BCG044 solves the specific clinical and manufacturing hurdles that have historically sidelined these high-value targets, offering partners a true first-in-class opportunity:
Although EpCAM is broadly expressed across many epithelial cancers, its expression on normal epithelial tissues has historically complicated therapeutic development. Several EpCAM-targeted approaches have encountered challenges related to therapeutic window, gastrointestinal toxicity, and on-target/off-tumor effects, highlighting the need for improved targeting strategies.

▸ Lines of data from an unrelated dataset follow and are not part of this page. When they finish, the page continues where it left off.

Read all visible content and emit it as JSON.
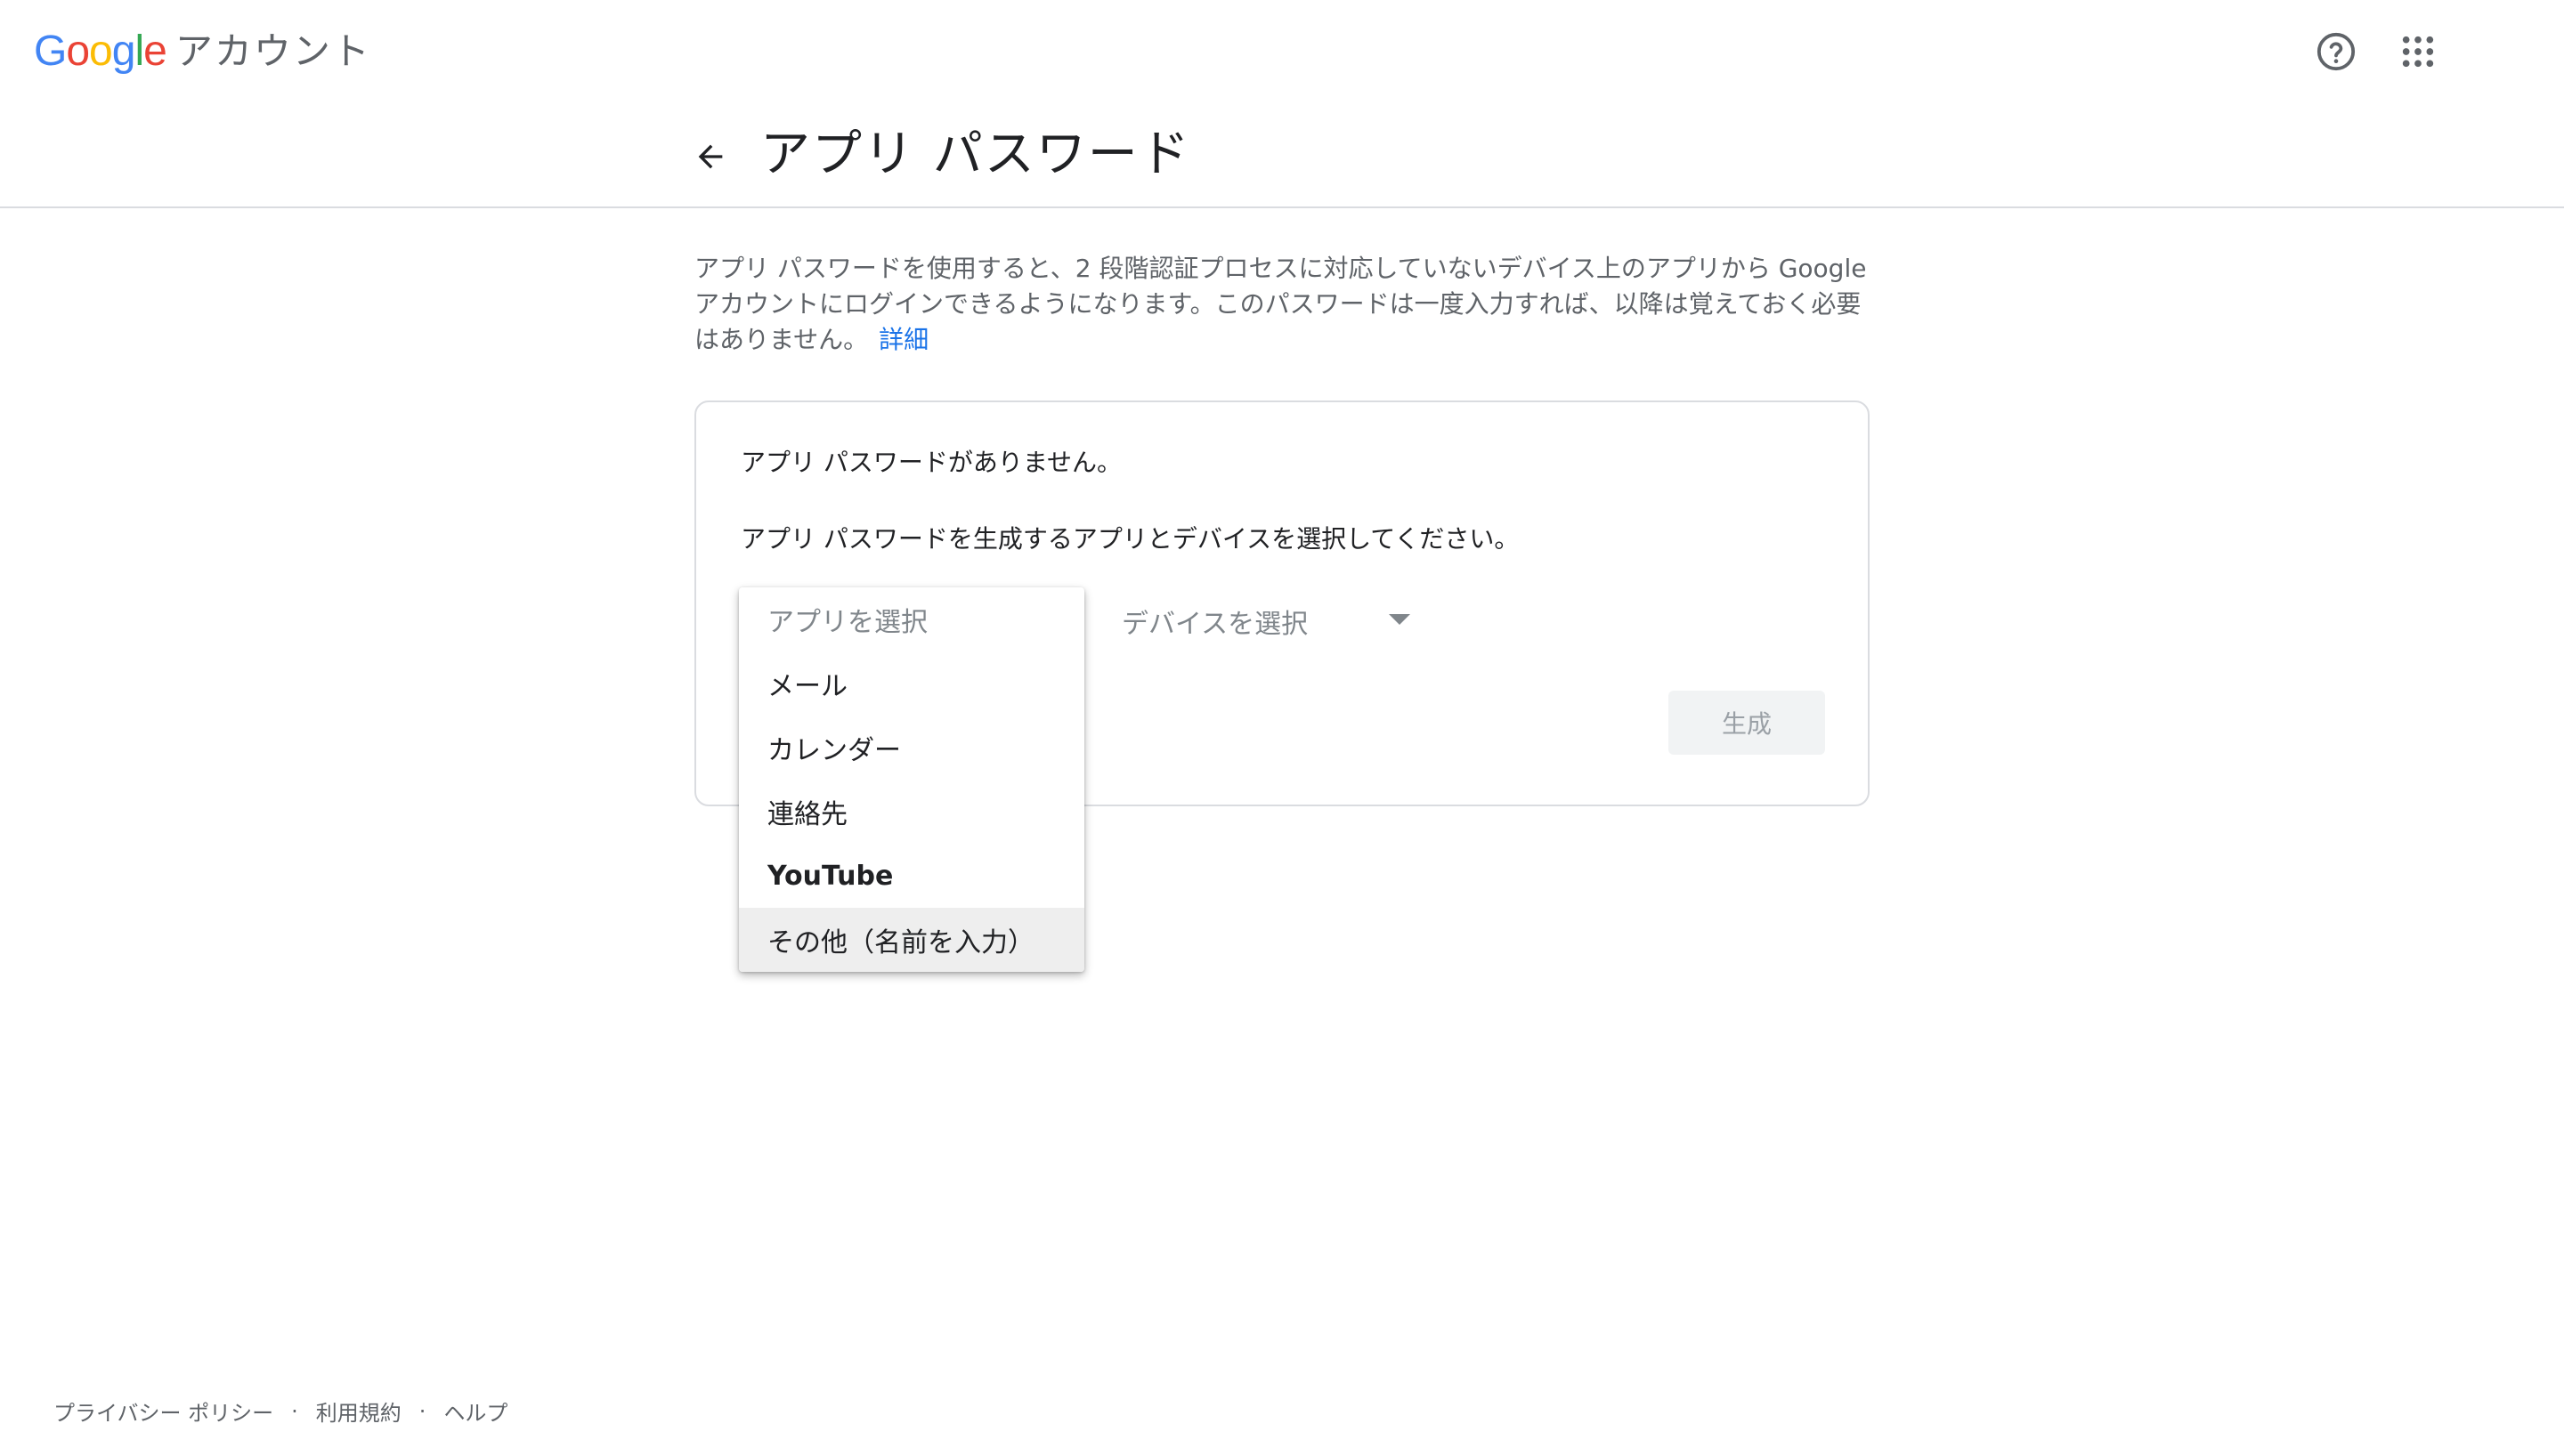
{
  "header": {
    "logo_letters": [
      {
        "char": "G",
        "color": "#4285F4"
      },
      {
        "char": "o",
        "color": "#EA4335"
      },
      {
        "char": "o",
        "color": "#FBBC05"
      },
      {
        "char": "g",
        "color": "#4285F4"
      },
      {
        "char": "l",
        "color": "#34A853"
      },
      {
        "char": "e",
        "color": "#EA4335"
      }
    ],
    "product_name": "アカウント",
    "help_icon": "help-circle-icon",
    "apps_icon": "apps-grid-icon"
  },
  "page": {
    "title": "アプリ パスワード",
    "back_icon": "arrow-back-icon"
  },
  "description": {
    "text": "アプリ パスワードを使用すると、2 段階認証プロセスに対応していないデバイス上のアプリから Google アカウントにログインできるようになります。このパスワードは一度入力すれば、以降は覚えておく必要はありません。",
    "link_label": "詳細",
    "link_color": "#1a73e8"
  },
  "card": {
    "no_passwords": "アプリ パスワードがありません。",
    "instruction": "アプリ パスワードを生成するアプリとデバイスを選択してください。",
    "device_select_label": "デバイスを選択",
    "generate_label": "生成"
  },
  "app_dropdown": {
    "placeholder": "アプリを選択",
    "options": [
      "メール",
      "カレンダー",
      "連絡先",
      "YouTube",
      "その他（名前を入力）"
    ]
  },
  "footer": {
    "privacy": "プライバシー ポリシー",
    "terms": "利用規約",
    "help": "ヘルプ",
    "separator": "·"
  }
}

Although HER3 has emerged as an important therapeutic target and multiple HER3-directed programs have advanced clinically, challenges related to efficacy, resistance mechanisms, and patient selection continue to leave substantial unmet need across HER3-positive tumors. HER3 is a known driver of tumor metastasis and treatment resistance, single-target HER3 ADCs frequently battle suboptimal internalization efficiency, limiting their ability to drop payloads into the cell. Furthermore, leading single-target HER3 candidates have recently faced major clinical and regulatory setbacks (such as failing to improve overall survival), leaving this massive patient population without a targeted option.
BCG044 overcomes single-target hurdles through synergy-driven tumor selectivity. By requiring both HER3 and EpCAM to bind effectively, the bispecific ADC avoids interacting with healthy single-antigen tissues, successfully bypassing EpCAM-associated toxicity. Simultaneously, this dual-engagement triggers rapid cellular internalization, solving the delivery issues that have historically plagued HER3-only assets.
BCG044 is designed to target major epithelial malignancies where HER3 and EpCAM are broadly co-expressed. This includes massive, underserved patient populations in colorectal cancer (CRC), non-small cell lung cancer (NSCLC), breast cancer, pancreatic cancer, and gastric cancer.